How does the removal of the tax deduction on mortgage interest affect the housing market?
How do other changes in government spending and taxes affect your decision?
The marginal benefits and the marginal costs associated with the decision to purchase a home can be affected by the condition of the economy because of the actions of the government in their attempts to stabilize economic conditions. For example, if the banks are allowed to lower their reserves, they can make more money available for lending to potential home buyers. This would result in a decrease in interest rates and encourage borrowers to shop for homes (Mankiw, p. 654).

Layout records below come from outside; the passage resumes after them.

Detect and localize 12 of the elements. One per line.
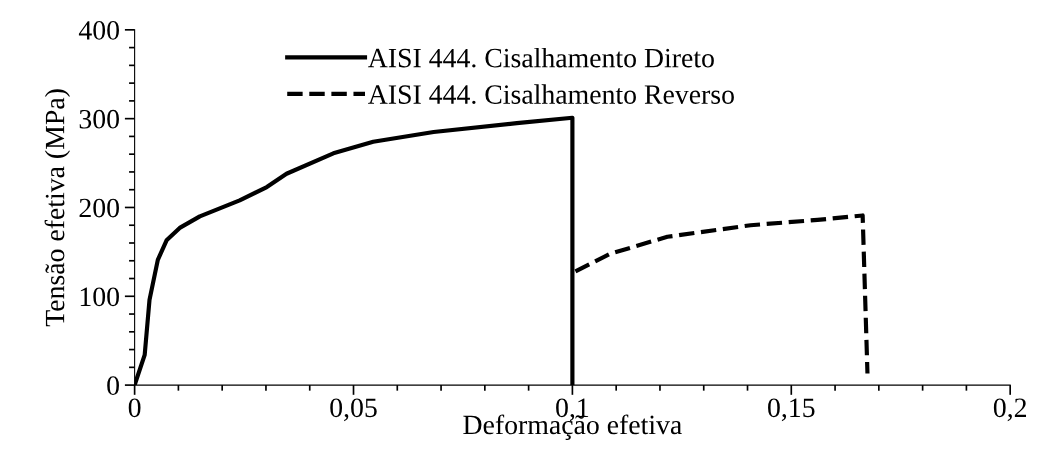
- x-tick-label: 0,05: [330, 398, 377, 422]
- y-axis-title: Tensão efetiva (MPa): [44, 89, 71, 327]
- x-tick-label: 0,2: [993, 398, 1027, 422]
- legend-label: AISI 444. Cisalhamento Reverso: [368, 84, 734, 105]
- legend-label: AISI 444. Cisalhamento Direto: [368, 47, 714, 68]
- y-tick-label: 300: [79, 109, 119, 129]
- x-tick-label: 0: [128, 398, 141, 418]
- x-tick-label: 0,15: [768, 398, 815, 422]
- y-tick-label: 0: [107, 376, 119, 396]
- y-tick-label: 200: [79, 198, 119, 218]
- y-tick-label: 400: [78, 21, 119, 40]
- y-tick-label: 100: [80, 287, 119, 307]
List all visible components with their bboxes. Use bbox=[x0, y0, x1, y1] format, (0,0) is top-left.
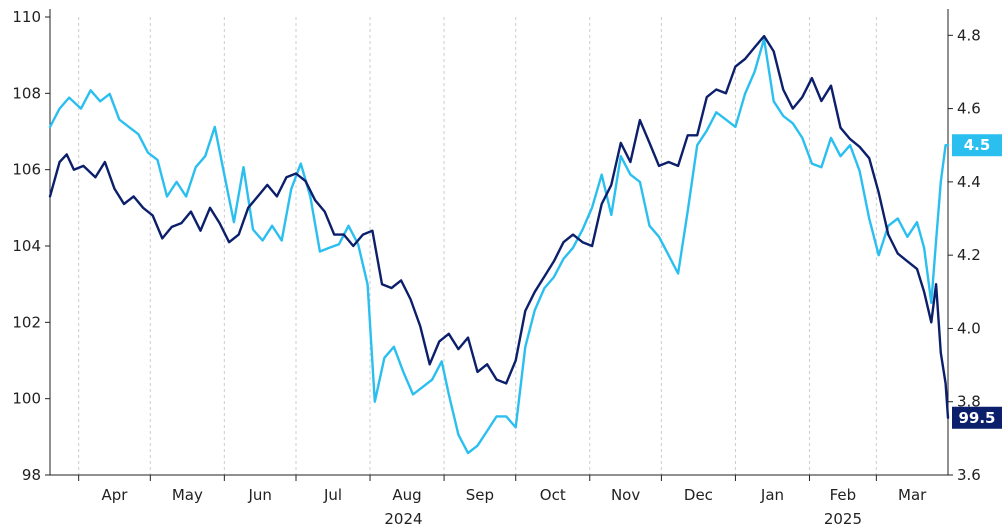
x-tick-label: Apr bbox=[102, 486, 129, 504]
x-tick-label: Jan bbox=[760, 486, 784, 504]
left-tick-label: 108 bbox=[12, 84, 41, 102]
right-tick-label: 4.0 bbox=[957, 319, 981, 337]
x-tick-label: Jul bbox=[323, 486, 342, 504]
series-line-right bbox=[48, 37, 950, 455]
x-tick-label: Sep bbox=[466, 486, 494, 504]
x-tick-label: Nov bbox=[611, 486, 640, 504]
x-tick-label: Jun bbox=[247, 486, 271, 504]
gridlines bbox=[78, 17, 877, 475]
x-tick-label: May bbox=[172, 486, 203, 504]
left-tick-label: 110 bbox=[12, 8, 41, 26]
right-tick-label: 4.8 bbox=[957, 26, 981, 44]
left-tick-label: 100 bbox=[12, 390, 41, 408]
year-label: 2024 bbox=[384, 510, 422, 526]
x-tick-label: Feb bbox=[830, 486, 857, 504]
axes bbox=[45, 9, 953, 481]
x-tick-label: Dec bbox=[684, 486, 713, 504]
left-tick-label: 98 bbox=[22, 466, 41, 484]
right-tick-label: 4.4 bbox=[957, 173, 981, 191]
end-label-right: 4.5 bbox=[964, 136, 991, 154]
series-lines bbox=[48, 34, 950, 455]
year-label: 2025 bbox=[824, 510, 862, 526]
x-tick-label: Mar bbox=[898, 486, 927, 504]
left-tick-label: 106 bbox=[12, 161, 41, 179]
x-tick-label: Oct bbox=[540, 486, 566, 504]
end-label-left: 99.5 bbox=[958, 409, 995, 427]
right-tick-label: 4.6 bbox=[957, 100, 981, 118]
right-tick-label: 3.6 bbox=[957, 466, 981, 484]
series-line-left bbox=[48, 34, 950, 419]
left-tick-label: 102 bbox=[12, 313, 41, 331]
end-label-box-right bbox=[952, 134, 1002, 157]
x-tick-label: Aug bbox=[392, 486, 421, 504]
right-tick-label: 3.8 bbox=[957, 393, 981, 411]
right-tick-label: 4.2 bbox=[957, 246, 981, 264]
left-tick-label: 104 bbox=[12, 237, 41, 255]
end-value-labels: 99.5 4.5 bbox=[952, 134, 1002, 429]
end-label-box-left bbox=[952, 406, 1002, 429]
tick-labels: 98 100 102 104 106 108 110 3.6 3.8 4.0 4.2 4.4 4.6 4.… bbox=[12, 8, 981, 526]
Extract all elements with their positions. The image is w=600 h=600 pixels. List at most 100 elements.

There are times, such as now, when interest rates are low in an attempt to stimulate the economy when buyers may still be fearful of the commitment simply because the future of the economy is so uncertain.
If you remove the tax deduction for mortgage interest you take away the biggest incentive to purchase a home. A person such as me, over 50, will most likely never pay off a mortgage so why would I take the risk of committing to a mortgage if it won’t provide any sort of tax break? I can rent and leave the responsibility of repairs and maintenance to the landlord. Even younger adults would be hard pressed in our current economy and lack of employment security to put themselves in a position to have a mortgage they may not be able to pay when there is no tax break.
Changes in federal income tax rates would also affect my decision. If taxes are made higher, I have less money in my paycheck to spend on a house payment as well as the up keep. If taxes are lowered, then I would be more likely to consider making a commitment to home ownership.